2−2.2−エチルアミノ−5,8−ジメトキシ−1,4−ナフトキノン(2−Ethylamino−5,8−dimethoxy−1,4−naphthoquinone、5b)の合成
【0125】
前記実施例2−1のラウンドフラスコにメチルアミンの代りに、エチルアミン(ethylamine)を使用する点を除いては、実施例2−1の反応と同じ工程を行って表題化合物(5b)を製造した。その収率及び物性は、下記の通りであった。
【0126】
収率:23.6%、融点:172−173℃、1H−NMR(CDCl3、400MHz):δ 7.34(d、J=9.2Hz、1H)、7.19(d、J=9.6Hz、1H)、5.63(BR、1H)、5.61(s、1H)、3.96(s、3H)、3.94(s、3H)、3.09(q、2H)、1.29(t、J=7.2Hz、3H)、m/z 262.1(M+H)+。

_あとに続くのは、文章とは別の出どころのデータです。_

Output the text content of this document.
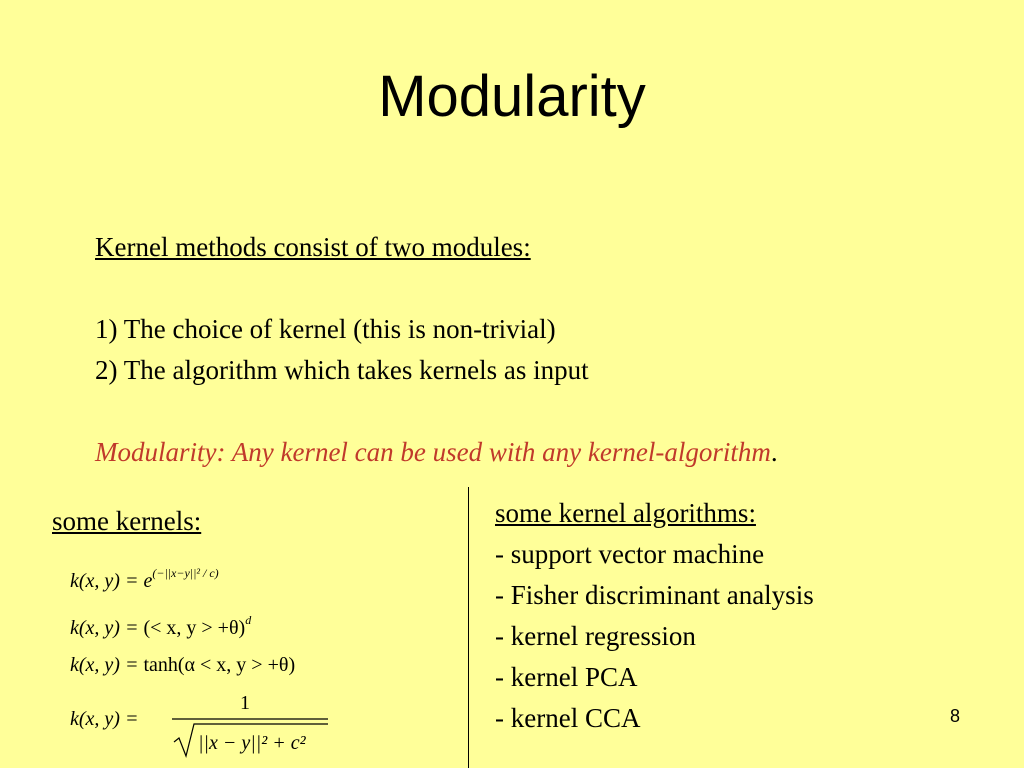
Modularity
Kernel methods consist of two modules:
1) The choice of kernel (this is non-trivial)
2) The algorithm which takes kernels as input
Modularity: Any kernel can be used with any kernel-algorithm.
some kernels:
k(x, $y) = e^{(-||x-y||^2 / c)}$
k(x, y) = (< x, y > +θ)$^d$
k(x, y) = tanh(α < x, y > +θ)
k(x, y) =
1
||x − y||² + c²
some kernel algorithms:
- support vector machine
- Fisher discriminant analysis
- kernel regression
- kernel PCA
- kernel CCA	8
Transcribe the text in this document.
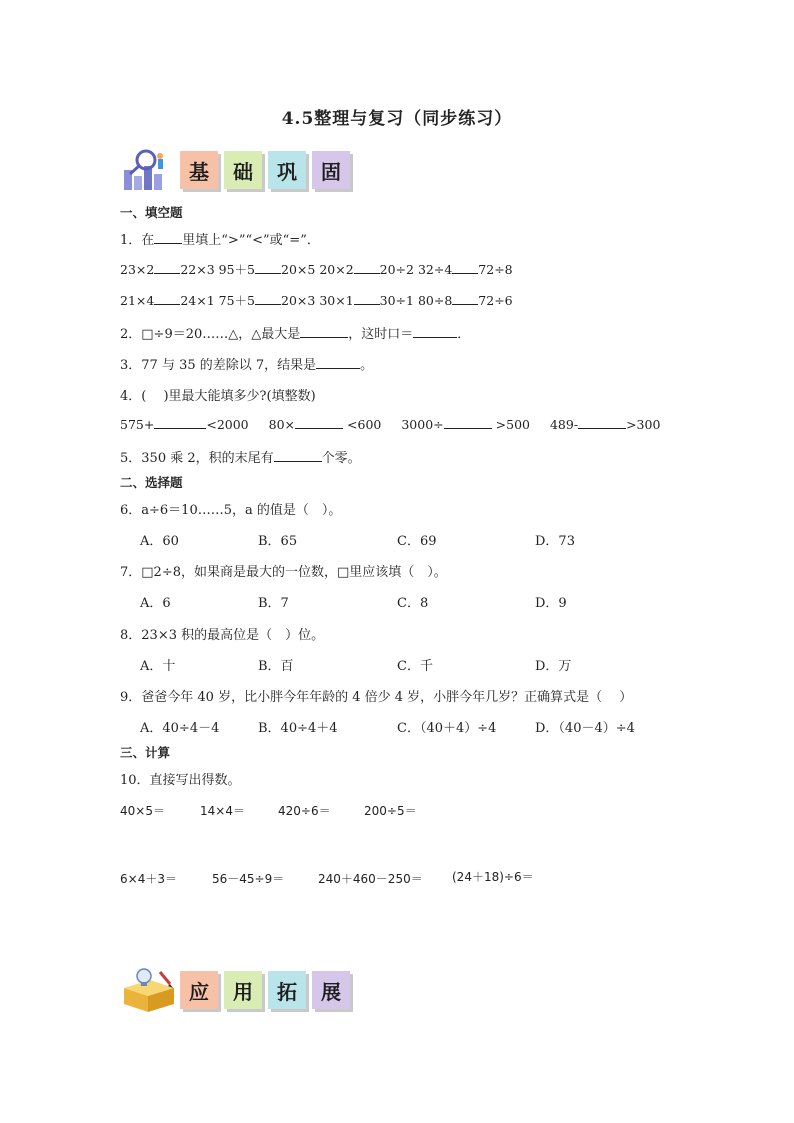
4.5整理与复习（同步练习）
基	础	巩	固
一、填空题
1．在 里填上“>”“<”或“=”．
23×2 22×3 95＋5 20×5 20×2 20÷2 32÷4 72÷8
21×4 24×1 75＋5 20×3 30×1 30÷1 80÷8 72÷6
2．□÷9＝20……△，△最大是	，这时口＝	．
3．77 与 35 的差除以 7，结果是	。
4．(　 )里最大能填多少?(填整数)
575+	<2000 80×	<600 3000÷	>500 489-	>300
5．350 乘 2，积的末尾有	个零。
二、选择题
6．a÷6＝10……5，a 的值是（　）。
A．60	B．65	C．69	D．73
7．□2÷8，如果商是最大的一位数，□里应该填（　）。
A．6	B．7	C．8	D．9
8．23×3 积的最高位是（　）位。
A．十	B．百	C．千	D．万
9．爸爸今年 40 岁，比小胖今年年龄的 4 倍少 4 岁，小胖今年几岁？正确算式是（　 ）
A．40÷4－4	B．40÷4＋4	C．（40＋4）÷4	D．（40－4）÷4
三、计算
10．直接写出得数。
40×5＝	14×4＝	420÷6＝	200÷5＝
6×4＋3＝	56－45÷9＝	240＋460－250＝ (24＋18)÷6＝
应	用	拓	展
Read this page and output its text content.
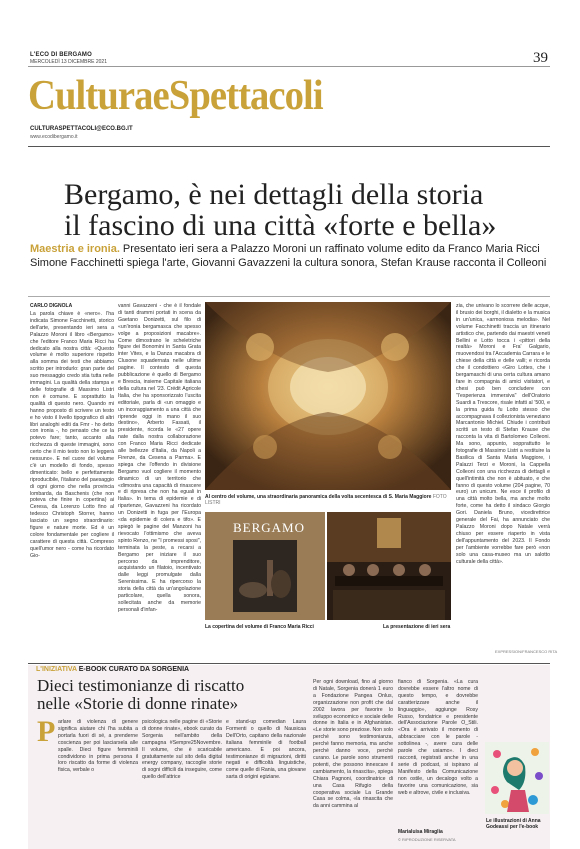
L'ECO DI BERGAMO
MERCOLEDÌ 13 DICEMBRE 2021	39
CulturaeSpettacoli
CULTURASPETTACOLI@ECO.BG.IT
www.ecodibergamo.it
Bergamo, è nei dettagli della storia
il fascino di una città «forte e bella»
Maestria e ironia. Presentato ieri sera a Palazzo Moroni un raffinato volume edito da Franco Maria Ricci Simone Facchinetti spiega l'arte, Giovanni Gavazzeni la cultura sonora, Stefan Krause racconta il Colleoni
CARLO DIGNOLA

La parola chiave è «nero». l'ha indicata Simone Facchinetti, storico dell'arte, presentando ieri sera a Palazzo Moroni il libro «Bergamo» che l'editore Franco Maria Ricci ha dedicato alla nostra città: «Questo volume è molto superiore rispetto alla somma dei testi che abbiamo scritto per introdurlo: gran parte del suo messaggio credo stia tutta nelle immagini. La qualità della stampa e delle fotografie di Massimo Listri non è comune. E soprattutto la qualità di questo nero. Quando mi hanno proposto di scrivere un testo e ho visto il livello tipografico di altri libri analoghi editi da Fmr - ho detto con ironia -, ho pensato che ce la potevo fare; tanto, accanto alla ricchezza di queste immagini, sono certo che il mio testo non lo leggerà nessuno». E nel cuore del volume c'è un modello di fondo, spesso dimenticato: bello e perfettamente riproducibile, l'italiano del paesaggio di ogni giorno che nella provincia lombarda, da Baschenis (che non poteva che finire in copertina) ai Ceresa, da Lorenzo Lotto fino al tedesco Christoph Storrer, hanno lasciato un segno straordinario: figure e nature morte. Ed è un colore fondamentale per cogliere il carattere di questa città. Compreso quell'umor nero - come ha ricordato Gio-

vanni Gavazzeni - che è il fondale di tanti drammi portati in scena da Gaetano Donizetti, sul filo di «un'ironia bergamasca che spesso volge a proposizioni macabre». Come dimostrano le scheletriche figure dei Bonomini in Santa Grata inter Vites, e la Danza macabra di Clusone squadernata nelle ultime pagine. Il contesto di questa pubblicazione è quello di Bergamo e Brescia, insieme Capitale italiana della cultura nel '23. Crédit Agricole Italia, che ha sponsorizzato l'uscita editoriale, parla di «un omaggio e un incoraggiamento a una città che riprende oggi in mano il suo destino», Arberto Fassati, il presidente, ricorda le «27 opere nate dalla nostra collaborazione con Franco Maria Ricci dedicate alle bellezze d'Italia, da Napoli a Firenze, da Cesena a Parma». E spiega che l'offendo in divisione Bergamo vuol cogliere il momento dinamico di un territorio che «dimostra una capacità di rinascere e di ripresa che non ha eguali in Italia». In tema di epidemie e di ripartenze, Gavazzeni ha ricordato un Donizetti in fuga per l'Europa «da epidemie di colera e tifo». E spiegò le pagine del Manzoni ha rievocato l'ottimismo che aveva spinto Renzo, ne "I promessi sposi", terminata la peste, a recarsi a Bergamo per iniziare il suo percorso da imprenditore, acquistando un filatoio, incentivato dalle leggi promulgate dalla Serenissima. E ha ripercorso la storia della città da un'angolazione particolare, quella sonora, sollecitata anche da memorie personali d'infan-

zia, che univano lo scorrere delle acque, il brusio dei borghi, il dialetto e la musica in un'unica, «armoniosa melodia». Nel volume Facchinetti traccia un itinerario artistico che, partendo dai maestri veneti Bellini e Lotto tocca i «pittori della realtà» Moroni e Fra' Galgario, muovendosi tra l'Accademia Carrara e le chiese della città e delle valli; e ricorda che il condottiero «Giro Lottes, che i bergamaschi di una certa cultura amano fare in compagnia di amici visitatori, e chesi può ben concludere con "l'esperienza immersiva" dell'Oratorio Suardi a Trescore, risale infatti al '500, e la prima guida fu Lotto stesso che accompagnava il collezionista veneziano Marcantonio Michiel. Chiude i contributi scritti un testo di Stefan Krause che racconta la vita di Bartolomeo Colleoni. Ma sono, appunto, sopprattutto le fotografie di Massimo Listri a restituire la Basilica di Santa Maria Maggiore, i Palazzi Terzi e Moroni, la Cappella Colleoni con una ricchezza di dettagli e quell'intimità che non è abituato, e che fanno di questo volume (204 pagine, 70 euro) un unicum. Ne esce il profilo di una città molto bella, ma anche molto forte, come ha detto il sindaco Giorgio Gori. Daniela Bruno, vicedirettrice generale del Fai, ha annunciato che Palazzo Moroni dopo Natale verrà chiuso per essere riaperto in vista dell'appuntamento del 2023. Il Fondo per l'ambiente vorrebbe fare però «non solo una casa-museo ma un salotto culturale della città».

Al centro del volume, una straordinaria panoramica della volta secentesca di S. Maria Maggiore FOTO LISTRI
BERGAMO
La copertina del volume di Franco Maria Ricci	La presentazione di ieri sera
EXPRESSION/FRANCESCO RITA
L'INIZIATIVA E-BOOK CURATO DA SORGENIA
Dieci testimonianze di riscatto
nelle «Storie di donne rinate»
P arlare di violenza di genere significa aiutare chi l'ha subita a portarla fuori di sé, a prenderne coscienza per poi lasciarsela alle spalle. Dieci figure femminili condividono in prima persona il loro riscatto da forme di violenza fisica, verbale o

psicologica nelle pagine di «Storie di donne rinate», ebook curato da Sorgenia nell'ambito della campagna #Sempre25Novembre. Il volume, che è scaricabile gratuitamente sul sito della digital energy company, raccoglie storie di sogni difficili da inseguire, come quello dell'attrice

e stand-up comedian Laura Formenti o quello di Nausicaa Dell'Orto, capitano della nazionale italiana femminile di football americano. E poi ancora, testimonianze di migrazioni, diritti negati e difficoltà linguistiche, come quelle di Rania, una giovane sarta di origini egiziane.

Per ogni download, fino al giorno di Natale, Sorgenia donerà 1 euro a Fondazione Pangea Onlus, organizzazione non profit che dal 2002 lavora per favorire lo sviluppo economico e sociale delle donne in Italia e in Afghanistan. «Le storie sono preziose. Non solo perché sono testimonianza, perché fanno memoria, ma anche perché danno voce, perché curano. Le parole sono strumenti potenti, che possono innescare il cambiamento, la rinascita», spiega Chiara Pagnoni, coordinatrice di una Casa Rifugio della cooperativa sociale La Grande Casa se colma, «la rinascita che da anni cammina al

fianco di Sorgenia. «La cura dovrebbe essere l'altro nome di questo tempo, e dovrebbe caratterizzare anche il linguaggio», aggiunge Rosy Russo, fondatrice e presidente dell'Associazione Parole O_Stili. «Ora è arrivato il momento di abbracciare con le parole - sottolinea -, avere cura delle parole che usiamo». I dieci racconti, registrati anche in una serie di podcast, si ispirano al Manifesto della Comunicazione non ostile, un decalogo volto a favorire una comunicazione, sia web e altrove, civile e inclusiva.

Marialuisa Miraglia
© RIPRODUZIONE RISERVATA
Le illustrazioni di Anna Godeassi per l'e-book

2−3.2−プロピルアミノ−5,8−ジメトキシ−1,4−ナフトキノン(2−Propylamino−5,8−dimethoxy−1,4−naphthoquinone、5c)の合成
【0127】
前記実施例2−1のラウンドフラスコにメチルアミンの代りに、プロピルアミン(propylamine)を使用する点を除いては、実施例2−1の反応と同じ工程を行って表題化合物(5c)を製造した。その収率及び物性は、下記の通りであった。
【0128】
収率:46.5%、融点:175−176℃、1H−NMR(CDCl3、400MHz):δ 7.34(d、J=9.2Hz、1H)、7.19(d、J=9.2Hz、1H)、5.72(BR、1H)、5.61(s、1H)、3.96(s、3H)、3.94(s、3H)、3.09(q、2H)、1.68(J=6.8Hz、2H)、0.99(t、J=7.6Hz、3H)、m/z 276(M+H)+。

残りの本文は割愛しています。